Since USB 2 is a bidirectional bus, the USB2 HiSpeed isolation is actually pretty challenging. It's possible there's a silicon solution out there, but I've yet to see it.

I'm not aware of any USB3.0-capable isolators; it's interestingly probably technically easier to isolate the SuperSpeed lanes, as they are unidirectional, on the one hand, but on the other hands, bandwidths beyond 15 GHz are really challenging.

No, you cannot reasonably build that from discrete components. (I mean, sure, you can. It amounts to building a least-latency optical transceiver system. You should probably apply to a company that builds network optics afterwards.)

I know that there's USB SS-via-fiberoptics adapters.
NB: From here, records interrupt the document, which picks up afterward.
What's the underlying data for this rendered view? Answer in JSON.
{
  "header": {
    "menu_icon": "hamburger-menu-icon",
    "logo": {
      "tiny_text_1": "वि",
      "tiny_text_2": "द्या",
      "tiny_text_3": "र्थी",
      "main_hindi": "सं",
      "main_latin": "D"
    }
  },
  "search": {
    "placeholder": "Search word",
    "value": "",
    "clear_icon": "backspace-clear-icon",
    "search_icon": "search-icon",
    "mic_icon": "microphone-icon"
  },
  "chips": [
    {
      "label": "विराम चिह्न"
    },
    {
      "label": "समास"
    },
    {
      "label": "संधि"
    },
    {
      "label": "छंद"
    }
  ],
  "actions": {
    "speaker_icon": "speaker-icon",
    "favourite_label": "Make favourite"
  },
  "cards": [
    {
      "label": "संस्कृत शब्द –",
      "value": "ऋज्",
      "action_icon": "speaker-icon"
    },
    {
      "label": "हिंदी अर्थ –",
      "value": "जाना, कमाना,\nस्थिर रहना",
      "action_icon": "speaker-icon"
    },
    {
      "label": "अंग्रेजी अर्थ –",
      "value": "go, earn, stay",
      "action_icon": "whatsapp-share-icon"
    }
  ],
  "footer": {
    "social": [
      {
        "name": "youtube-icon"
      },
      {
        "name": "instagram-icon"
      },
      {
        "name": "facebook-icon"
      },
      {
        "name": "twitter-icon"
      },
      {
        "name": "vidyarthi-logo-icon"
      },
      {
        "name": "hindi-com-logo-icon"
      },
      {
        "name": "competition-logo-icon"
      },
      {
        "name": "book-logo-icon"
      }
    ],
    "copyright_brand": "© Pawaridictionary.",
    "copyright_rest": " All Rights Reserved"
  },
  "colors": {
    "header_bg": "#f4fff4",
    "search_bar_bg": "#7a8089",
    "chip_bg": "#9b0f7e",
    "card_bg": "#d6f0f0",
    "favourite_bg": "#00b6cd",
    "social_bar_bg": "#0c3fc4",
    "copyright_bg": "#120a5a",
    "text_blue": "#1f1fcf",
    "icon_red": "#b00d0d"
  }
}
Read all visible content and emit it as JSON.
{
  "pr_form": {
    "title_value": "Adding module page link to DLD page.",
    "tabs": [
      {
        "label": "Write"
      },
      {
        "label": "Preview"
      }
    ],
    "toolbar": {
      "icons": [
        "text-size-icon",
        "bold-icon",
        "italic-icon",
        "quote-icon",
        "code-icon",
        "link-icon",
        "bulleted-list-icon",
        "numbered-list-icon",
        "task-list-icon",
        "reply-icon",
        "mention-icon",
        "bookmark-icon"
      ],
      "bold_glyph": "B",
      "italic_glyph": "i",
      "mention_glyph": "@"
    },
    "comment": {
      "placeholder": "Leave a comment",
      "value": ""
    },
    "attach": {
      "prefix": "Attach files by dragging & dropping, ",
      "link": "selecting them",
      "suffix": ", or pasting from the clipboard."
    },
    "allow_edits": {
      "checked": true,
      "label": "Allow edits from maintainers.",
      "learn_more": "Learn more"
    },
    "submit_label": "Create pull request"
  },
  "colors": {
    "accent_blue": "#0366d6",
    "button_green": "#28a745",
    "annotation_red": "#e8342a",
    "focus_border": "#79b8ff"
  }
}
Maybe that's an option to you? It's not "just an IC", but a relatively complex thing. It, due to the very nature of not supporting all legacy things, isn't compatible with all devices, and costly (as in: often cheaper to buy 2 PCs, equip them with network cards and fiberoptic transceivers, and connect only one to USB3 to your actual device, and write a small server to handle things).

Rule of thumb: Maybe don't use a complex multi-lane bus with low latencies and assumptions on DC coupling necessary for negotiation if you're crossing an insulation boundary. Doing this over 10 Gigabit Ethernet would make this easier, and 10 GBase-* fiberoptic transceivers really have gotten cheaper, and would solve the issue.